The Silver Chalice
Page 47
3
After her departure from the room Basil lifted the flagon and drank the wine to the last drop. Then he began to laugh.
“Luke was right. To believe in love potions is an absurdity. I have finished this one and it has had no effect on me at all. She gave it to me with a purpose; I am certain of that, but I am equally certain that the purpose has failed. I shall never see her again and I have no regrets about it. I never want to see her.”
He replaced the flagon and made his way to the door. “That other time it was my own evil instincts that made her attractive to me,” he thought. “I must face the truth. There is evil in me and I allowed it to come out. But thanks to the wisdom of my wife, I am now cured of that particular evil.”
He left the busy house of Simon on jubilant feet. He was happy, so very happy over the discovery he had made that he wanted to shout out to the world about it. He had come to the realization that he was in love with his wife!
“How could I have been so blind?” he demanded of himself with a feeling of chagrin for what now seemed to him a monumental lack of discernment. “My Deborra is sweet and loyal and brave. Each time I saw her I grew more conscious of her loveliness. But I allowed myself to look at someone else. I allowed this other one to stay in my mind and so I could not enter with a whole heart into my marriage with Deborra.” He stood still and looked up earnestly at the blue sky above him. “I thank Thee, O Lord, that my eyes have been opened at last.”
It was a beautiful day. A touch of fall was in the air, and he stepped out briskly, conscious of a new sense of well-being as well as jubilation over the change that had come about inside himself. How wonderful it would be, he thought, if Deborra were here with him! They would join hands, perhaps, as they had done that day when she threw the stone at the Roman soldiers and they had raced for their lives through the Valley of the Cheesemakers. He wished so much to have her with him for his first clear look at the great city of the Caesars that it was like a physical pain.
“How wise you were, my Deborra,” he said aloud. People passing in the street turned to stare at him. A solid citizen, wearing his toga with an air of importance, stopped and said in a bitter voice: “These crazy foreigners! Our great city is filled with them. It is being ruined.”

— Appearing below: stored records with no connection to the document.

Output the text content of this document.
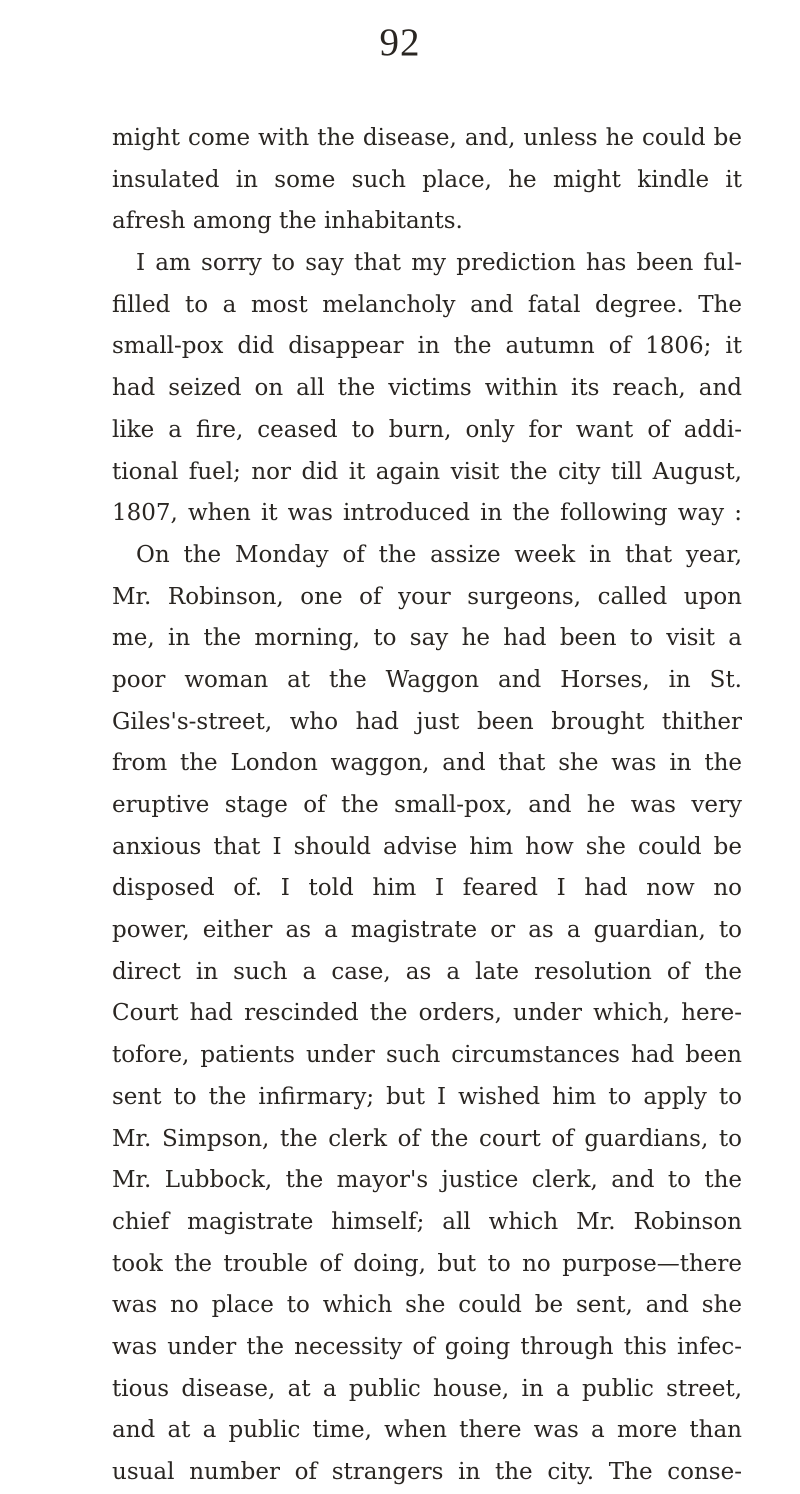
92
might come with the disease, and, unless he could be
insulated in some such place, he might kindle it
afresh among the inhabitants.
I am sorry to say that my prediction has been ful-
filled to a most melancholy and fatal degree. The
small-pox did disappear in the autumn of 1806; it
had seized on all the victims within its reach, and
like a fire, ceased to burn, only for want of addi-
tional fuel; nor did it again visit the city till August,
1807, when it was introduced in the following way :
On the Monday of the assize week in that year,
Mr. Robinson, one of your surgeons, called upon
me, in the morning, to say he had been to visit a
poor woman at the Waggon and Horses, in St.
Giles's-street, who had just been brought thither
from the London waggon, and that she was in the
eruptive stage of the small-pox, and he was very
anxious that I should advise him how she could be
disposed of. I told him I feared I had now no
power, either as a magistrate or as a guardian, to
direct in such a case, as a late resolution of the
Court had rescinded the orders, under which, here-
tofore, patients under such circumstances had been
sent to the infirmary; but I wished him to apply to
Mr. Simpson, the clerk of the court of guardians, to
Mr. Lubbock, the mayor's justice clerk, and to the
chief magistrate himself; all which Mr. Robinson
took the trouble of doing, but to no purpose—there
was no place to which she could be sent, and she
was under the necessity of going through this infec-
tious disease, at a public house, in a public street,
and at a public time, when there was a more than
usual number of strangers in the city. The conse-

Basil continued his train of thought, but he was careful to keep it to himself. “My sweet and wise Deborra asked me to see Helena with new eyes,” he thought. “I have done so, and she has become a shadow of the past. But that is not all. I am seeing everything with new eyes. Myself, my future, my work. And Rome! I am able to look at this city and see things that were hidden from me before. The whole world is new and the life we shall live in it, my wife and I, will be full of happiness and, I hope, achievement. And all this comes to me as I make use of these new eyes.
“But most of all I see you, my Deborra, with new eyes. I see your fine white brow; your own eyes, which are so understanding and so very bright and lovely; your mouth, which I have kissed once, and once only, and that a fleeting one that we allowed ourselves to please an old prince from Seen. I shall hurry back to you on feet burning with impatience, my wife, and I shall spend the rest of my life making up to you for my blindness in the past!”
He had reached the entrance to the Forum Romanorum. It was filled with people and pulsing with the continuous drama that the life of Rome generated. He came to a stop and said to himself, “I don’t care if they think I am mad. I cannot keep all this inside myself any longer.” Raising his voice, he shouted, “Deborra, I love you, I love you, I love you!”
CHAPTER XXVI
1
Basil was ushered into an anteroom that had something of the appearance of a temple because of its high ceiling supported on pillars of the darkest variety of tufa. What caught his eye at once, however, was a display of shields propped at intervals along the walls. They were uniform in size, but each one was painted a different color. Despite the resplendent newness of them, they looked what they were: war shields for legion soldiers to carry into battle, being very long and obviously of great strength and weight.
A bald-headed man with a parrot nose and a hint of the rodent in his eyes planted himself flat-footed in the path of the visitor.
“What do you come for?” he demanded. “To ask a favor?”
Basil nodded his head. “I come to ask a favor of Christopher who is called Kester of Zanthus. He has granted me a hearing at this hour.”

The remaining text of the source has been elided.